Materiais de núcleos tipo colmeia possuem uma maior capacidade de compressão e cisalhamento do que qualquer outro com densidade equivalente. Esta é a razão de seu uso em aplicações onde baixo peso e rigidez são importantes.

As células dos honeycombs podem ter vários tipos de configuração, mas as mais usuais são as células hexagonais, triangulares e quadradas. Todas elas possuem boas propriedades mecânicas com baixas densidades, resistência ao impacto e à fadiga. Além disso, as de alumínio e fibras aramidas do tipo Nomex são resistentes ao fogo e possuem temperatura máxima de operação perto de 150°C. As densidades mais usuais das colméias do tipo Nomex são 32, 48, 64 e 96 kg/m3 com células hexagonais que podem ter as seguintes dimensões: 1/8, 1/16 e ¼ de polegadas. 

A matéria-prima básica de colmeis do tipo Nomex é um papel produzido a partir de fibras aramidas e recoberto com uma resina fenólica de alta resistência à temperatura. Há vários materiais que compartilham propriedades estruturais desse tipo, mas as de fibra aramida do tipo Nomex são as que possuem o melhor desempenho.

Uma das variações deste material, que tem tido uma boa aceitação em estruturas de alta performance, são as colméias fabricadas a partir de uma fibra para-aramida ou equivalente, impregnadas com resina fenólica. Este tipo de honeycomb é superior à do tipo Nomex e pode ser encontrado nas densidades 32, 40,48, 72 e 96 kg/m3, e suas propriedades mecânicas são aproximadamente 25% maiores que as do Nomex.

As propriedades mecânicas de todos os materiais do tipo honeycomb são listadas nas direções “L” (longitudinal) e “W” (transversal) e dependendo do tipo de construção e formato de célula, elas podem variar em até 100%. Durante a construção deve ser observada a colocação correta da direção da placa de honeycomb de modo que os requisitos de resistência em ambas as direções sejam atendidos.

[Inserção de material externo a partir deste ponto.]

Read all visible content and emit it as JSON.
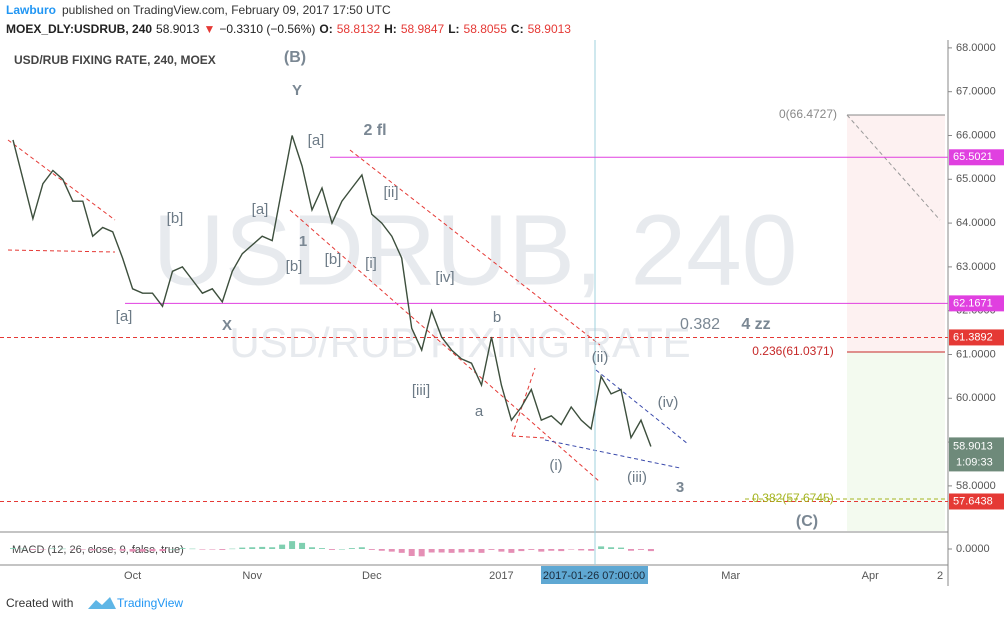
{
  "header": {
    "author": "Lawburo",
    "published": "published on TradingView.com, February 09, 2017 17:50 UTC",
    "quote": [
      {
        "text": "MOEX_DLY:USDRUB, 240",
        "color": "#222222",
        "bold": true
      },
      {
        "text": "58.9013",
        "color": "#222222",
        "bold": false
      },
      {
        "text": "▼",
        "color": "#e53935",
        "bold": false
      },
      {
        "text": "−0.3310 (−0.56%)",
        "color": "#222222",
        "bold": false
      },
      {
        "text": "O:",
        "color": "#222222",
        "bold": true
      },
      {
        "text": "58.8132",
        "color": "#e53935",
        "bold": false
      },
      {
        "text": "H:",
        "color": "#222222",
        "bold": true
      },
      {
        "text": "58.9847",
        "color": "#e53935",
        "bold": false
      },
      {
        "text": "L:",
        "color": "#222222",
        "bold": true
      },
      {
        "text": "58.8055",
        "color": "#e53935",
        "bold": false
      },
      {
        "text": "C:",
        "color": "#222222",
        "bold": true
      },
      {
        "text": "58.9013",
        "color": "#e53935",
        "bold": false
      }
    ]
  },
  "chart_data": {
    "type": "line",
    "title": "USD/RUB FIXING RATE, 240, MOEX",
    "watermark": "USDRUB, 240",
    "watermark_subtitle": "USD/RUB FIXING RATE",
    "color": "#3d4f3d",
    "categories": [
      null,
      null,
      null,
      null,
      null,
      null,
      null,
      null,
      null,
      null,
      null,
      null,
      "Oct",
      null,
      null,
      null,
      null,
      null,
      null,
      null,
      null,
      null,
      null,
      null,
      "Nov",
      null,
      null,
      null,
      null,
      null,
      null,
      null,
      null,
      null,
      null,
      null,
      "Dec",
      null,
      null,
      null,
      null,
      null,
      null,
      null,
      null,
      null,
      null,
      null,
      null,
      "2017",
      null,
      null,
      null,
      null,
      null,
      null,
      null,
      null,
      null,
      null,
      null,
      null,
      null,
      null,
      null,
      null,
      null,
      null,
      null,
      null,
      null,
      null,
      "Mar",
      null,
      null,
      null,
      null,
      null,
      null,
      null,
      null,
      null,
      null,
      null,
      null,
      null,
      "Apr",
      null,
      null,
      null,
      null,
      null,
      null,
      "2"
    ],
    "values": [
      65.9,
      65.0,
      64.1,
      64.9,
      65.2,
      65.0,
      64.5,
      64.5,
      63.7,
      63.9,
      63.8,
      63.2,
      62.5,
      62.4,
      62.4,
      62.1,
      62.9,
      63.0,
      62.7,
      62.4,
      62.5,
      62.2,
      62.9,
      63.3,
      63.5,
      63.7,
      63.6,
      64.8,
      66.0,
      65.3,
      64.3,
      64.8,
      64.0,
      64.5,
      64.8,
      65.1,
      64.2,
      64.0,
      63.7,
      63.2,
      61.6,
      61.1,
      62.0,
      61.4,
      61.1,
      60.9,
      60.8,
      60.3,
      61.4,
      60.3,
      59.5,
      59.8,
      60.2,
      59.5,
      59.6,
      59.4,
      59.8,
      59.5,
      59.3,
      60.5,
      60.1,
      60.2,
      59.1,
      59.5,
      58.9,
      null,
      null,
      null,
      null,
      null,
      null,
      null,
      null,
      null,
      null,
      null,
      null,
      null,
      null,
      null,
      null,
      null,
      null,
      null,
      null,
      null,
      null,
      null,
      null,
      null,
      null,
      null,
      null,
      null
    ],
    "ylim": [
      56.97,
      68.18
    ],
    "yticks": [
      {
        "value": 58,
        "label": "58.0000"
      },
      {
        "value": 59,
        "label": "59.0000"
      },
      {
        "value": 60,
        "label": "60.0000"
      },
      {
        "value": 61,
        "label": "61.0000"
      },
      {
        "value": 62,
        "label": "62.0000"
      },
      {
        "value": 63,
        "label": "63.0000"
      },
      {
        "value": 64,
        "label": "64.0000"
      },
      {
        "value": 65,
        "label": "65.0000"
      },
      {
        "value": 66,
        "label": "66.0000"
      },
      {
        "value": 67,
        "label": "67.0000"
      },
      {
        "value": 68,
        "label": "68.0000"
      }
    ],
    "levels": [
      {
        "value": 65.5021,
        "color": "#e040e0",
        "style": "solid"
      },
      {
        "value": 62.1671,
        "color": "#e040e0",
        "style": "solid"
      },
      {
        "value": 61.3892,
        "color": "#e53935",
        "style": "dashed"
      },
      {
        "value": 57.6438,
        "color": "#e53935",
        "style": "dashed"
      }
    ],
    "last_price": 58.9013,
    "countdown": "1:09:33",
    "crosshair_label": "2017-01-26 07:00:00",
    "annotations": [
      "(B)",
      "Y",
      "[a]",
      "2 fl",
      "[a]",
      "[b]",
      "[ii]",
      "1",
      "[b]",
      "[b]",
      "[i]",
      "[a]",
      "X",
      "[iv]",
      "0.382",
      "4 zz",
      "b",
      "[iii]",
      "(ii)",
      "(iv)",
      "a",
      "(i)",
      "(iii)",
      "3",
      "(C)",
      "0(66.4727)",
      "0.236(61.0371)",
      "0.382(57.6745)"
    ],
    "macd": {
      "label": "MACD (12, 26, close, 9, false, true)",
      "ylim": [
        -0.8,
        0.8
      ],
      "yticks": [
        {
          "value": 0,
          "label": "0.0000"
        }
      ],
      "values": [
        0.05,
        0.02,
        -0.05,
        -0.02,
        0.03,
        0.02,
        -0.02,
        -0.03,
        -0.08,
        -0.06,
        -0.05,
        -0.1,
        -0.15,
        -0.15,
        -0.12,
        -0.12,
        0,
        0.05,
        0.02,
        -0.03,
        -0.02,
        -0.05,
        0.02,
        0.08,
        0.1,
        0.12,
        0.1,
        0.25,
        0.45,
        0.35,
        0.1,
        0.05,
        -0.05,
        0,
        0.05,
        0.1,
        -0.05,
        -0.1,
        -0.15,
        -0.22,
        -0.4,
        -0.42,
        -0.2,
        -0.2,
        -0.22,
        -0.2,
        -0.18,
        -0.22,
        -0.05,
        -0.15,
        -0.22,
        -0.12,
        -0.05,
        -0.15,
        -0.1,
        -0.12,
        -0.03,
        -0.08,
        -0.1,
        0.15,
        0.1,
        0.08,
        -0.1,
        -0.05,
        -0.12,
        null,
        null,
        null,
        null,
        null,
        null,
        null,
        null,
        null,
        null,
        null,
        null,
        null,
        null,
        null,
        null,
        null,
        null,
        null,
        null,
        null,
        null,
        null,
        null,
        null,
        null,
        null,
        null,
        null
      ]
    }
  },
  "footer": {
    "created": "Created with",
    "brand": "TradingView"
  }
}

Desenhando as Linhas do Casco

Embora alguns construtores iniciantes possam pensar que é possível construir um bom barco com apenas alguns rascunhos ou esboços, deve-se ressaltar que a representação correta e mais indicada  das linhas de um barco é feita a partir de planos. É necessário que as linhas e parte do plano de construção sejam desenhados sempre em escala e plotados de forma que o construtor possa obter, nestes desenhos, todas as informações necessárias à construção do casco. Alguns projetos são ainda oferecidos em escala natural, o que, sem dúvida, facilita a construção, com seus desenhos prontos para serem passados como gabarito para o material das cavernas a ser recortado.

Desenhos em escala natural, geralmente plotados em filmes de mylar, são necessários para aquisição de gabaritos quando um ou mais barcos são feitos utilizando o mesmo plano de construção, ou então na construção de cascos de veleiros de regata, em que o desenvolvimento das linhas deve estar em conformidade com as tolerâncias  das dimensões de alguma regra de performance.

Já se foi o tempo que era necessário ter uma sala de risco dentro do estaleiro, onde certamente o mais qualificado carpinteiro era responsável por desenhar e suavizar as linhas longitudinais do casco. Com a introdução do computador, existem alguns casos em que não há necessidade da representação em escala natural das linhas do casco, uma vez que softwares sofisticados podem fazer o carenamento de toda a superfície em poucos segundos.